5. The method for automatically identifying the multiparameter dominant water flow channel based on the clustering algorithm as claimed in claim 4, wherein the step S32: respectively calculating the distance from each sample point to the selected 3 central points, and classifying the sample points according to the distances, wherein the method comprises the following steps:

；

in the formula (I), the compound is shown in the specification,

represents the distance from sample i to the center point 1 at time t;

represents the distance of sample i to the center point 2 at time t;

represents the distance of sample i to the center point 3 at time t;

a value of a principal component k representing the center point 1;

a value of principal component k representing the center point 2;

a value of a principal component k representing the center point 3;

a value representing a principal component k of a sample i; i represents a sample number, k represents a principal component number;

，

，

。

6. The method for automatically identifying the multiparameter dominant water flow channel based on the clustering algorithm as claimed in claim 4, wherein the new central point is calculated as follows:

；

in the formula (I), the compound is shown in the specification,

represents the center point 1 at time t + 1;

represents the center point 2 at time t + 1;

center point 3 representing time t + 1;

represents the distance from sample i to the center point 1 at time t;

represents the distance of sample i to the center point 2 at time t;

represents the distance of sample i to the center point 3 at time t;

is a first cluster;

is a second type cluster;

is a third type cluster.

7. A multi-parameter dominant water flow channel automatic identification system based on a clustering algorithm is characterized by comprising: the device comprises a collecting unit, a principal component analyzing unit and a clustering algorithm unit; wherein the content of the first and second substances,

8. The system for automatically identifying the multi-parameter dominant water flow channel based on the clustering algorithm as claimed in claim 7, wherein the parameters in the acquisition unit comprise: the accumulated water injection amount, the scouring time, the instantaneous water injection amount, the water injection speed, the water consumption rate, the water-flooding oil amount, the water-flooding liquid amount and the water injection strength among wells.

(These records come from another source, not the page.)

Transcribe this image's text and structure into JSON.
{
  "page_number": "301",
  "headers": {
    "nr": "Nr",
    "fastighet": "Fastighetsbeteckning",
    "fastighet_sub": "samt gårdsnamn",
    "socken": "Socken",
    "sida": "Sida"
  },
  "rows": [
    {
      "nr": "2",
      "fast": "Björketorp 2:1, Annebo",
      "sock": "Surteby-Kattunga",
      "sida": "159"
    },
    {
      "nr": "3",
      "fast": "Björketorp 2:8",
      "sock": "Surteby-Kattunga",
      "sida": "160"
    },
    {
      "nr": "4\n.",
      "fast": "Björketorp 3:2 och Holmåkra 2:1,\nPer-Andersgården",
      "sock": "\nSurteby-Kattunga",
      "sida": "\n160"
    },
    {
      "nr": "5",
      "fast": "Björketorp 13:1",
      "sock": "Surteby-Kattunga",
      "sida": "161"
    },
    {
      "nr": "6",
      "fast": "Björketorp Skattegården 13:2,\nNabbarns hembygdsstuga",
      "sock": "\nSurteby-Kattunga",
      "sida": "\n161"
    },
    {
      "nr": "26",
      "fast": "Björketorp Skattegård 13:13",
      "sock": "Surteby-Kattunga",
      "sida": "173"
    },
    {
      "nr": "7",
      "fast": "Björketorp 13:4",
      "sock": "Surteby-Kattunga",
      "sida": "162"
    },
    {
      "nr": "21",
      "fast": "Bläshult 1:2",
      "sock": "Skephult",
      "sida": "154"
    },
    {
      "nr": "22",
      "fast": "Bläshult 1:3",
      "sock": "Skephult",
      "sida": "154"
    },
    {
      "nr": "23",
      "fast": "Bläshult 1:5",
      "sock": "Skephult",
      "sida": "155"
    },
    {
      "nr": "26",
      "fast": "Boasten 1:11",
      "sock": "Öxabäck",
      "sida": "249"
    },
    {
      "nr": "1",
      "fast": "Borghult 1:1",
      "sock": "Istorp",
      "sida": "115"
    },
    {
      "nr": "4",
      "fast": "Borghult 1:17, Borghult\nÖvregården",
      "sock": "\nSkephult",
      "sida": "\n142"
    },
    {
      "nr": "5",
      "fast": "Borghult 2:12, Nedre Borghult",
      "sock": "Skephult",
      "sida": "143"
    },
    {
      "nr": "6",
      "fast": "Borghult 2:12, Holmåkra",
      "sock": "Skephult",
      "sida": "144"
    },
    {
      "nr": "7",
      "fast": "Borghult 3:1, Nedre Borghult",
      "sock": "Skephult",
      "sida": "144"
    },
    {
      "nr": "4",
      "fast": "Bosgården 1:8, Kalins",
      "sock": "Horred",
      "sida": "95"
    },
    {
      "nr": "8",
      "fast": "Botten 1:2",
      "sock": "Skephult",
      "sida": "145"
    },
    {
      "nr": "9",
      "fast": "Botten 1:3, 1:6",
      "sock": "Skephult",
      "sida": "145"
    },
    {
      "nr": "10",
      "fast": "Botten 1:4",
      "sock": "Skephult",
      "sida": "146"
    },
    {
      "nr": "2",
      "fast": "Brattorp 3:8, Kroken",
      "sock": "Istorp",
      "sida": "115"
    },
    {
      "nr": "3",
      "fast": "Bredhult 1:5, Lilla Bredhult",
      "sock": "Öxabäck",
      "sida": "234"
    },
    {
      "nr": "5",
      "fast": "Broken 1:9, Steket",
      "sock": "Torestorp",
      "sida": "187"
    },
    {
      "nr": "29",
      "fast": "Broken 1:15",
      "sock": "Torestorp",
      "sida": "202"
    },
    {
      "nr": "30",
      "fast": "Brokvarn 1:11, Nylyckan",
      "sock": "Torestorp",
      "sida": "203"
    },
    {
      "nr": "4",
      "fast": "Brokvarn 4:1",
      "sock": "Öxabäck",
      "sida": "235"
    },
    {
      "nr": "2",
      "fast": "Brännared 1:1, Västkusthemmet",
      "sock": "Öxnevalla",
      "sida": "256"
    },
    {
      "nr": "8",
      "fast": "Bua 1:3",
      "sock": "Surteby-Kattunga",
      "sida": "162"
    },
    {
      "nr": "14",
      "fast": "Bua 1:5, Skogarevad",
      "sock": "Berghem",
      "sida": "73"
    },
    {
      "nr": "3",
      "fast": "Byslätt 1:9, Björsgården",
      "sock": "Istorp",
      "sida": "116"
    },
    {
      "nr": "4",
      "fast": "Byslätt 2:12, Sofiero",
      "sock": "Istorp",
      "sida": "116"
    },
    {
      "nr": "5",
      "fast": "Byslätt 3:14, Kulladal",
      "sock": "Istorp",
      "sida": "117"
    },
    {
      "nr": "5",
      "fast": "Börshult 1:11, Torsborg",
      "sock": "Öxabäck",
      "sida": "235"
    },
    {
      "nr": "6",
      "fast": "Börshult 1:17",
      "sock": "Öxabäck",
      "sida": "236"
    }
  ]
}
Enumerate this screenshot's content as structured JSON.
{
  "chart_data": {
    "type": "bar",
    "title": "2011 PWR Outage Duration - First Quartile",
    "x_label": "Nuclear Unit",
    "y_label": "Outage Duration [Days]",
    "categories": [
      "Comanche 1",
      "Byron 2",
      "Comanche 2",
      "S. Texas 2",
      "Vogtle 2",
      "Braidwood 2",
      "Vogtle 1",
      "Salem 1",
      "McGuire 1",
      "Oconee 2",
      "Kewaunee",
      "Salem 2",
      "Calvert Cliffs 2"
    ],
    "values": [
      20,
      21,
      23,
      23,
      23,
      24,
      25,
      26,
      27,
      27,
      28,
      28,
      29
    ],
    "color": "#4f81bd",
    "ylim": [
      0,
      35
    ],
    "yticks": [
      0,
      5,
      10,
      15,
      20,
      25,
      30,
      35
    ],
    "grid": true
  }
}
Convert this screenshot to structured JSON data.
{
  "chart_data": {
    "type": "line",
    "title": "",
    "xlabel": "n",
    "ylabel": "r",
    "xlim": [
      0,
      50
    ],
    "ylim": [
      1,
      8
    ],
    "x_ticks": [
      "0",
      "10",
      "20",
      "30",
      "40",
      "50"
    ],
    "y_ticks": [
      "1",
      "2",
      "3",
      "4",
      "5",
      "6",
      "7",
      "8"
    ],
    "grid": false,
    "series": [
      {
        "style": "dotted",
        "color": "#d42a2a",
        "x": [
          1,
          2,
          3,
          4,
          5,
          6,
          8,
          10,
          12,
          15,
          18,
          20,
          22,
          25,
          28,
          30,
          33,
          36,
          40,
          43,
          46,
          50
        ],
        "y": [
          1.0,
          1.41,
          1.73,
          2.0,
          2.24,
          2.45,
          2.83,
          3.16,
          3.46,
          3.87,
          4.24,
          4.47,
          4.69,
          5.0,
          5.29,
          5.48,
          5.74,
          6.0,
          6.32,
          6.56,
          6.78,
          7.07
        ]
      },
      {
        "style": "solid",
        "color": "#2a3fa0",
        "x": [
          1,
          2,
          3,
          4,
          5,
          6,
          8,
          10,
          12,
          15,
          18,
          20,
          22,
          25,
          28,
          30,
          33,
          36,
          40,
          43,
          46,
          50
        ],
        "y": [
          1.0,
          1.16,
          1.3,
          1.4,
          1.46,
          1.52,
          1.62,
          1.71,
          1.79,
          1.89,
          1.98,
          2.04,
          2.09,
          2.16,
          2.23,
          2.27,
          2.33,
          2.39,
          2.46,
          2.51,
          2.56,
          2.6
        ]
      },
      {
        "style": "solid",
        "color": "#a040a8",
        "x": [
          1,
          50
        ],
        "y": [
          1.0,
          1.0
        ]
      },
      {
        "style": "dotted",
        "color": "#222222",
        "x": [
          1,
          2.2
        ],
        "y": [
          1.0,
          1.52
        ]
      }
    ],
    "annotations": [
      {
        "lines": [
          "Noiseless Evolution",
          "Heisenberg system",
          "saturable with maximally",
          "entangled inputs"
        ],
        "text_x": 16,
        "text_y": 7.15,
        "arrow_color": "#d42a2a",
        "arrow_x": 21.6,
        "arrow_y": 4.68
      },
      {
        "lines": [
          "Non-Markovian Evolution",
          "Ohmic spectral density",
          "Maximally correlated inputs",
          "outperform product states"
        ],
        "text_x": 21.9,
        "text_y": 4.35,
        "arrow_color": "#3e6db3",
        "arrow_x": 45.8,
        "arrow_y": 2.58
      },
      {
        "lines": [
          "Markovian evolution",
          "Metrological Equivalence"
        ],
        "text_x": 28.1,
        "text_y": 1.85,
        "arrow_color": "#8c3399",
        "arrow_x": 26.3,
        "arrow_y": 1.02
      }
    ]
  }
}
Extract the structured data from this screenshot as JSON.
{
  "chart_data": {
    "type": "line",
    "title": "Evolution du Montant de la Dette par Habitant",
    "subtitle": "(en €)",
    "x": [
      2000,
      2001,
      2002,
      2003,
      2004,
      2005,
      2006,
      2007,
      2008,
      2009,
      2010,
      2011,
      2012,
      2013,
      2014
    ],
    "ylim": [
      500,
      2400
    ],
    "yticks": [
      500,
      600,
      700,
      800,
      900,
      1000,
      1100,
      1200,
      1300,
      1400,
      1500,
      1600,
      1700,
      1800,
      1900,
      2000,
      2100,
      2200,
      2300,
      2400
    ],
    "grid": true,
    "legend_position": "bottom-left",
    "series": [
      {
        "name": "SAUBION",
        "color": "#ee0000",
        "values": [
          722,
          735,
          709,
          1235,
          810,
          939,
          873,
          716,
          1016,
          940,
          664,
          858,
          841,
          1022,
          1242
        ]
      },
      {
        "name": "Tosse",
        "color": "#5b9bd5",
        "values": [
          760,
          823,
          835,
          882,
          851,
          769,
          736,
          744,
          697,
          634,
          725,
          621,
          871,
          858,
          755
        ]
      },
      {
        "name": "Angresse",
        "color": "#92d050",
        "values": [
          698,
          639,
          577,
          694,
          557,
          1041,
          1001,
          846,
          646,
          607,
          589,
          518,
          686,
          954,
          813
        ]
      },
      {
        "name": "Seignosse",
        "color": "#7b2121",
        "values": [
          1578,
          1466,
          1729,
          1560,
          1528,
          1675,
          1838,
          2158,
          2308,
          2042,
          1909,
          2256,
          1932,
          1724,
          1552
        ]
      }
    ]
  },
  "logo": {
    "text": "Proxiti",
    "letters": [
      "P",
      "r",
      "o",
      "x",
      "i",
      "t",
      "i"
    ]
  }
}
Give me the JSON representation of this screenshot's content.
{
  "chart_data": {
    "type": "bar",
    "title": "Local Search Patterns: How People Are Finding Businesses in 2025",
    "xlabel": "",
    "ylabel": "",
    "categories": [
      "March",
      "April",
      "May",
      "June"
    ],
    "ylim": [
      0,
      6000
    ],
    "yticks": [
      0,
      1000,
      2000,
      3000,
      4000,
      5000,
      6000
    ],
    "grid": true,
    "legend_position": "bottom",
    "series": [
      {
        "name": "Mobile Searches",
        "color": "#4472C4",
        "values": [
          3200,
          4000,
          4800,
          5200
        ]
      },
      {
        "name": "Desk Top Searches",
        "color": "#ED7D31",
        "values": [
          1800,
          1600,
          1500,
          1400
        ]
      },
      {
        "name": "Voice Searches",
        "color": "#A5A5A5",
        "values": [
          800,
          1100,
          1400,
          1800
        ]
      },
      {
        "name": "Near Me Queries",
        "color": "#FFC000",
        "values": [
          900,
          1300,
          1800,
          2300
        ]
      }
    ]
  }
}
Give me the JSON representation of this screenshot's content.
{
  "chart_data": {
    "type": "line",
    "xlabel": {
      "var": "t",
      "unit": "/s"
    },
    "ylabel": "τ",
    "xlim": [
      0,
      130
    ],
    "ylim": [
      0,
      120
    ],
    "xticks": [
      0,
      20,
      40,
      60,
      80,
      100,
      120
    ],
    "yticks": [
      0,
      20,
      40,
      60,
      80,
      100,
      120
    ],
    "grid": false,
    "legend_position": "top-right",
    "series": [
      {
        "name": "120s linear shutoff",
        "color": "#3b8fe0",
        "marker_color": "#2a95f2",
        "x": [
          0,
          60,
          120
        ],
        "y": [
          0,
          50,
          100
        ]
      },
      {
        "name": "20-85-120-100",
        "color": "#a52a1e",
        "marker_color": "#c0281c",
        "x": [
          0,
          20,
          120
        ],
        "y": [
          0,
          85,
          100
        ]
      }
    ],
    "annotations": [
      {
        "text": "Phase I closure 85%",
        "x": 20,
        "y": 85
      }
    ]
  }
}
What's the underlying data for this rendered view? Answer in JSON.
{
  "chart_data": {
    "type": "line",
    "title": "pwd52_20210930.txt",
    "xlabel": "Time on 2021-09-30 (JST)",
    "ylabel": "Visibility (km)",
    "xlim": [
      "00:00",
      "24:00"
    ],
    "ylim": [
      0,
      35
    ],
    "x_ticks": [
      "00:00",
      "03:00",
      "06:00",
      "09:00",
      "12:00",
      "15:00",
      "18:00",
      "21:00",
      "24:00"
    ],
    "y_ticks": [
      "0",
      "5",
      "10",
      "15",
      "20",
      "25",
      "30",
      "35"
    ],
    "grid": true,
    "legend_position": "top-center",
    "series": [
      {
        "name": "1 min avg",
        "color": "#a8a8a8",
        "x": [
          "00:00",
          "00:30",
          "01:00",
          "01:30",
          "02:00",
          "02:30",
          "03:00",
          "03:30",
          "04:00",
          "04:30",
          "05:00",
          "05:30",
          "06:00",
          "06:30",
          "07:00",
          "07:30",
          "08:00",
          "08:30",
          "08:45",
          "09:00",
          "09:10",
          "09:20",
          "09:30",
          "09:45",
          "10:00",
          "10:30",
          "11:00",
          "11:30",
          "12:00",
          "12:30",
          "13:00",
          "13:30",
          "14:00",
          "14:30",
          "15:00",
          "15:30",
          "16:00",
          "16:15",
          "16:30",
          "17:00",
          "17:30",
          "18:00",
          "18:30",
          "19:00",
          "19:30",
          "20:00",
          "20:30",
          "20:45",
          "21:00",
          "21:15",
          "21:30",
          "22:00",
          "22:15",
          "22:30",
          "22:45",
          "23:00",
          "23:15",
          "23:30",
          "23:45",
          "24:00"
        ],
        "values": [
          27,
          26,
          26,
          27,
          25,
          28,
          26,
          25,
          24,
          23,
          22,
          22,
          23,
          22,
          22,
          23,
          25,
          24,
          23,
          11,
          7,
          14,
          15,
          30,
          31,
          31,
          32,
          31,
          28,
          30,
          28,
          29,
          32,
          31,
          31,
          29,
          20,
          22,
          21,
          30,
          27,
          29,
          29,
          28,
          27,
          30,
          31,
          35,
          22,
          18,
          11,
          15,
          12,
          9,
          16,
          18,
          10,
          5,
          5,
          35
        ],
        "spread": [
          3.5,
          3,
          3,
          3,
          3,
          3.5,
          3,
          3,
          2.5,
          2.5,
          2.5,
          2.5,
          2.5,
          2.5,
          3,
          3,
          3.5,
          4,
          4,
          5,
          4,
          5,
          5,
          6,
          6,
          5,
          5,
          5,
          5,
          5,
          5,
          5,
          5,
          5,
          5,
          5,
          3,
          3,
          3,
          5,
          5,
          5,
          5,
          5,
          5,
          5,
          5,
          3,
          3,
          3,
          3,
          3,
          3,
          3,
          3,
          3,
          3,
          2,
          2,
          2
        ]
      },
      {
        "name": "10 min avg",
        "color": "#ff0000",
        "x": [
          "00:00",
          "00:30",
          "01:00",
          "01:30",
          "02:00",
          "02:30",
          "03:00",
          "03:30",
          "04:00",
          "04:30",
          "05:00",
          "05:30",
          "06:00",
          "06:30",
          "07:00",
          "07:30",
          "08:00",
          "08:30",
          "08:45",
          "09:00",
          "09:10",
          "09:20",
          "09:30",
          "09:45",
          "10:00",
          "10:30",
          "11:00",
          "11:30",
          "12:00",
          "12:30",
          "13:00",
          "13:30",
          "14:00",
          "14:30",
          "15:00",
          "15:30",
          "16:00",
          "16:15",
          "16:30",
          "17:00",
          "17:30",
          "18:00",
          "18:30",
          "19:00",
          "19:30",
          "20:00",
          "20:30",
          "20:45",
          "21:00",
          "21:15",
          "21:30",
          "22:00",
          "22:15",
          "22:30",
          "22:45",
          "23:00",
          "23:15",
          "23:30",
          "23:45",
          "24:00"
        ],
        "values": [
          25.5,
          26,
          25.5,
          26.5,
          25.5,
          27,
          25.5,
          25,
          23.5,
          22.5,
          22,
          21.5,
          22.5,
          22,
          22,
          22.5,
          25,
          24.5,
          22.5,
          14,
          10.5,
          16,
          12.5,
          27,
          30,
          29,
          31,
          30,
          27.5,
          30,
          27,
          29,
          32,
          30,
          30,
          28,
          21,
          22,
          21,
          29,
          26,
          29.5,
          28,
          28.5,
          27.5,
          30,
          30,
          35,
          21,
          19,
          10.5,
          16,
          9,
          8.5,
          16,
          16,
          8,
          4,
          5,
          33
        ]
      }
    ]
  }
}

9. The system for automatically identifying the multiparameter dominant water flow channel based on the clustering algorithm according to claim 7 or 8, wherein the principal component analysis unit comprises: the device comprises a construction module, a standardization processing module, a first calculation module, a second calculation module, a third calculation module and an acquisition module; wherein the content of the first and second substances,

10. The system for automatically identifying the multiparameter dominant water flow channel based on the clustering algorithm as claimed in claim 7, wherein the clustering algorithm unit comprises: the device comprises a random selection module, a classification module, a fourth calculation module, a judgment module and an identification module; wherein the content of the first and second substances,

the identification module is used for dividing the clusters into three categories according to the finally obtained clusters: the strong water flow is used for identifying each dominant water flow channel.